Safety and efficacy of tamoxifen in boys with Duchenne muscular dystrophy was assessed in the double-blind, randomised, placebo-controlled, multicenter phase 3 trial (TAMDMD), which was followed by an 48 weeks open label extension study. The aim of the open label extension study was to investigate if earlier initiation of tamoxifen could reduce the progression of the disease compared to delayed initiation of tamoxifen. Of the initial TAMDMD trial participants, 66 patients were enrolled in the open label extension (OLE). The objective was to investigate the efficacy of prolonged treatment with tamoxifen 20 mg daily, adjunct to corticosteroids, in individuals with DMD over 48 weeks. We aimed to analyse the sustained effect and the timing effect of tamoxifen in patients with DMD on the basis of a set of motor function tests.

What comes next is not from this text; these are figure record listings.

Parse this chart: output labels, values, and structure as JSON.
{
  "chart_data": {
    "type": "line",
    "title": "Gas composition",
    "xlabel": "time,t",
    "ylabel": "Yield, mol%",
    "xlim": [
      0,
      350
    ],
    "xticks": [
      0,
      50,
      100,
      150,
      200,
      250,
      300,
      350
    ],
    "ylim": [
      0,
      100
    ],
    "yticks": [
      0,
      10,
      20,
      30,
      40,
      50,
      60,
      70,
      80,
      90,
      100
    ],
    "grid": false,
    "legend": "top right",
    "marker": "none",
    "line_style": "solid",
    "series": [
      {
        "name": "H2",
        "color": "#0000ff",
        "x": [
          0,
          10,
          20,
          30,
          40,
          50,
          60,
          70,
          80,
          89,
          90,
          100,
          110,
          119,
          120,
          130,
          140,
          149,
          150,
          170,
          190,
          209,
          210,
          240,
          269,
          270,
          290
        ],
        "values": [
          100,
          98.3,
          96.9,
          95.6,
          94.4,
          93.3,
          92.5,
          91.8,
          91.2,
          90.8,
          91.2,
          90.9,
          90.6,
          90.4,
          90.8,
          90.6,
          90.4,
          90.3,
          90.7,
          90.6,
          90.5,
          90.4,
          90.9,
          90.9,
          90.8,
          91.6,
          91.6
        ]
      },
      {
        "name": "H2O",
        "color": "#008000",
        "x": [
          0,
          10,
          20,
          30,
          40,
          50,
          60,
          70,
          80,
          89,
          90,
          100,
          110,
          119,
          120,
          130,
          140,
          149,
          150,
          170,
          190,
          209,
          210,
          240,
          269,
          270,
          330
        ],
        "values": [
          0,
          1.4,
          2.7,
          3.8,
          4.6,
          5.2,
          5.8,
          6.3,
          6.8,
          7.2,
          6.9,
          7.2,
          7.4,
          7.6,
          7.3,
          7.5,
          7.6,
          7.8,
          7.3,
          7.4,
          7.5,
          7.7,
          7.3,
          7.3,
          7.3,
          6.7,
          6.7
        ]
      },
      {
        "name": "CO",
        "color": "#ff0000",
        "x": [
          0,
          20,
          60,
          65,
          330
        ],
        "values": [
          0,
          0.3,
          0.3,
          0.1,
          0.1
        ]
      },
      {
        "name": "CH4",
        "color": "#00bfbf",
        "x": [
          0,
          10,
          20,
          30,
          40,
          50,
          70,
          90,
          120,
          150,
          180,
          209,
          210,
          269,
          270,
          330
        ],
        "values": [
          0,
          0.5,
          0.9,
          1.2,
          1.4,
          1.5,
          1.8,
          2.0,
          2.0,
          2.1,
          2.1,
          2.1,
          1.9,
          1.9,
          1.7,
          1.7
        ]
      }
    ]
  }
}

The sustained effect corresponds to the treatment effect seen in the tamoxifen treatment arm of the RCT phase of the trial being sustained after all patients got the treatment in the OLE phase. The timing effect addresses if patients with earlier tamoxifen initiation show more favourable disease trajectory than patients with delayed tamoxifen initiation. This study was registered with ClinicalTrials.gov (NCT03354039). Between May 28th 2019 and July 28th 2021, 66 patients in 10 study centres in seven European countries could be enrolled into the OLE phase. Of those, 32 had previously been treated with tamoxifen and 34 had been assigned to placebo. The efficacy outcome defined as the change in the motor function did not differ significantly between the early tamoxifen treatment group and the delayed tamoxifen treatment group. There was neither a sustained nor a timing effect of tamoxifen. Overall tamoxifen was well tolerated. No deaths or life-threatening serious adverse events occurred. The OLE phase of the TAMDMD trial showed that treatment with tamoxifen continued to be well tolerated overall; however, there was neither a sustained nor a timing effect of tamoxifen treatment in patients with DMD. We cannot provide statistical nor clinical evidence that prolonged treatment with tamoxifen is effective in delaying disease progression in DMD when used as an adjunct to corticosteroids.